Uehashi is also Professor of Ethnology at Kawamura Gakuen Women's University, having completed a PhD focusing on the Yamatji, an indigenous Australian people.
Uehashi's career as a writer started in 1989. Her first book was The Sacred Tree. She then wrote the novel O God, Sleep Ye in The Forest of Moon. This novel received an award from the Japanese Association of Writers for Children, which made her one of the famous Japanese-fantasy authors.
In 1996, she published the first book of her Moribito series, Guardian of the Spirit. The novel received the Noma Children's Literature New Face Prize and the Sankei Children's Culture and Publishing award and the English translation was awarded the Mildred L. Batchelder Award in 2009. In 1999, Uehashi published the second book of the Moribito series, Guardian of the Darkness. With this novel she received the Japanese Association of Writers for Children's award. In 2002 The Guardian series won the Iwaya Sazanami literature award, and in 2003, Guardian of the God won another Japanese award from the Shogakukan publishing company. Then, in 2003, Uehashi wrote the novel Beyond the Fox Whistle, which received a Noma Children's Literature award. In 2006 she wrote the two volume Kemono no Soja (lit. "The Beast Player"), which she complemented with two more volumes in 2009.

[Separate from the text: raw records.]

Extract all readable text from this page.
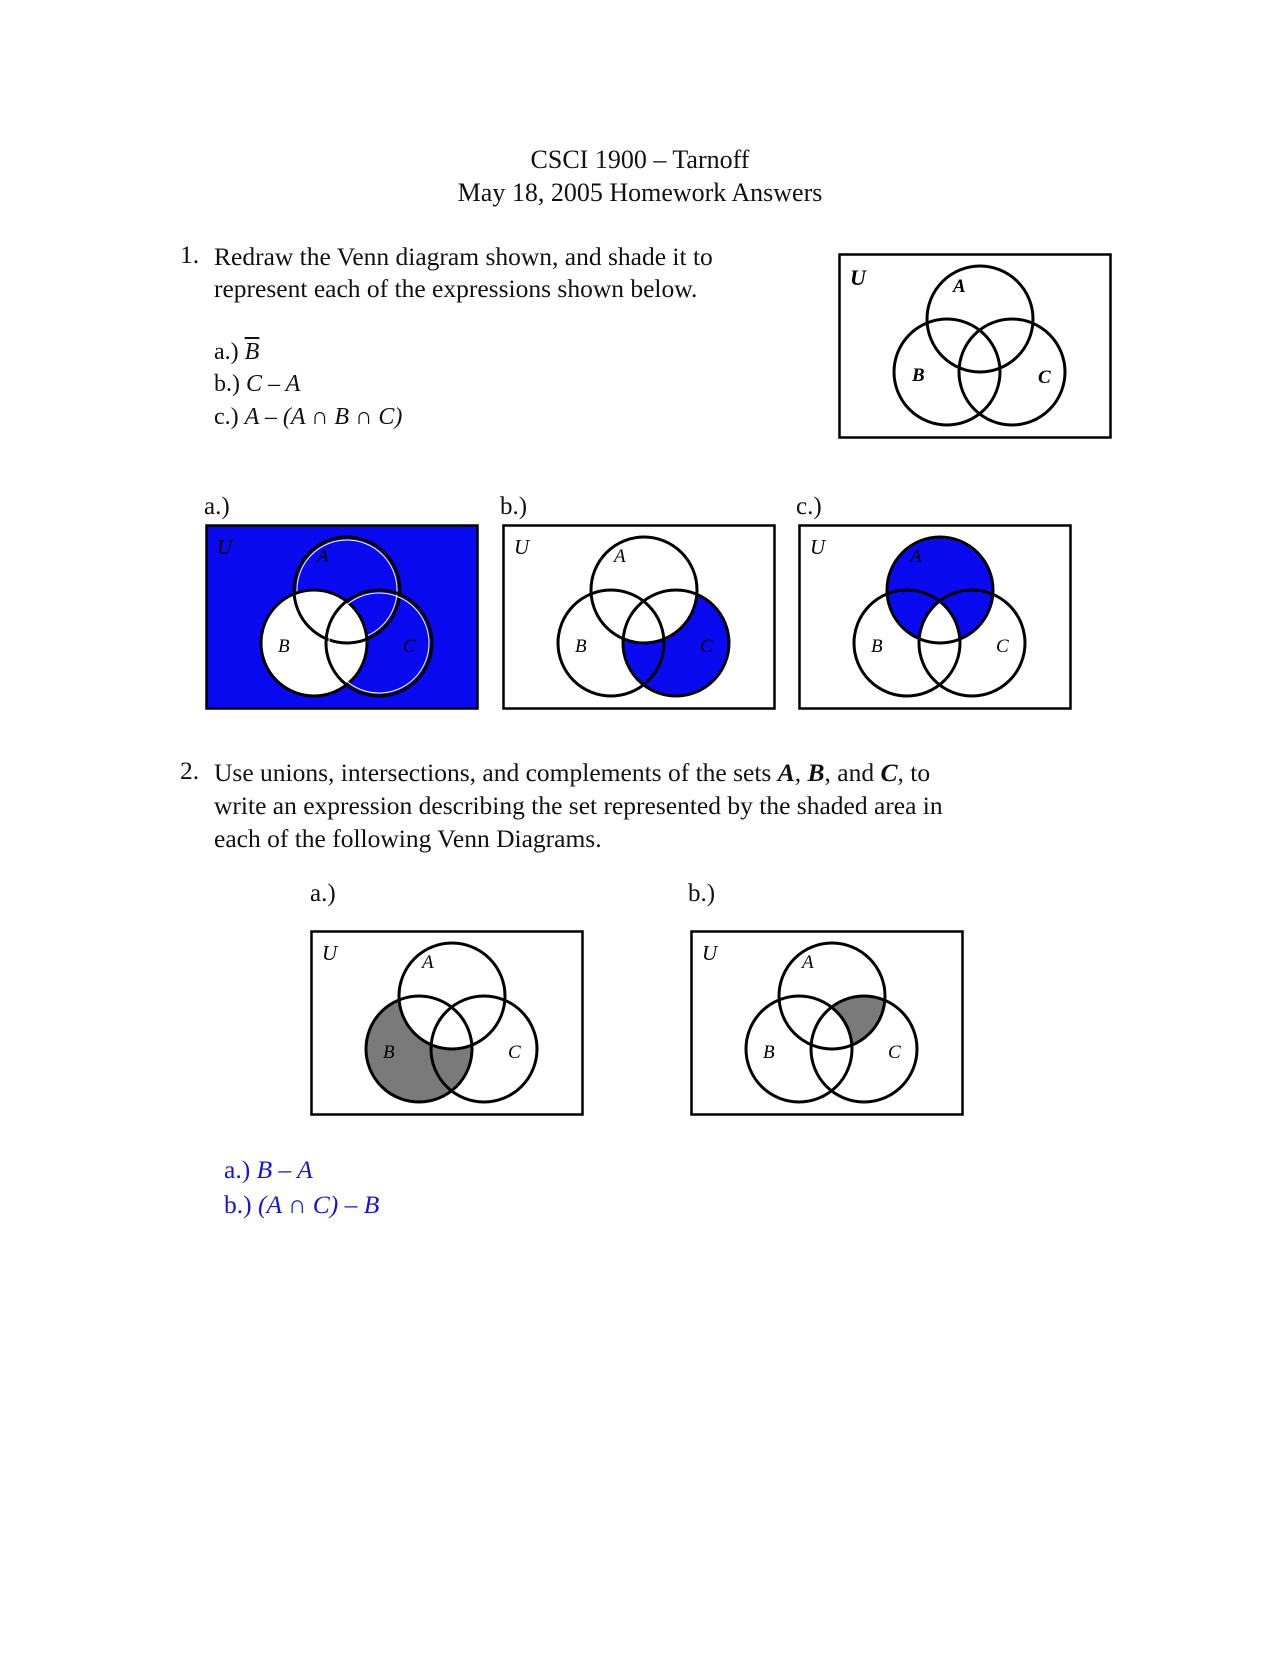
CSCI 1900 – Tarnoff
May 18, 2005 Homework Answers
1. Redraw the Venn diagram shown, and shade it to
represent each of the expressions shown below.
a.) $\overline{B}$
b.) C – A
c.) A – (A ∩ B ∩ C)
U	A
B	C
a.)	b.)	c.)
U	A
B	C
U	A
B	C
U	A
B	C
2. Use unions, intersections, and complements of the sets A, B, and C, to
write an expression describing the set represented by the shaded area in
each of the following Venn Diagrams.
a.)	b.)
U	A
B	C
U	A
B	C
a.) B – A
b.) (A ∩ C) – B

Both Moribito: Guardian of the Spirit and the first two volumes of Kemono no Soja have had anime adaptations, in 2007 and 2009, respectively. Moribito: Guardian of the Spirit has also been made into a radio drama and Kemono no Soja into a manga.
For her "lasting contribution" as a children's writer, Uehashi won the biennial, international Hans Christian Andersen Award in 2014. Announced late in March, it will be presented on 10 September at the annual conference of the International Board on Books for Young People (IBBY) in Mexico City. According to the IBBY jury chaired by María Jesús Gil of Spain, "Uehashi tells stories that are replete with imagination, culture and the beauty of a sophisticated process and form. Her literary subjects are based on ancient Japanese mythology and science-fiction fantasy that are deeply rooted in human reality."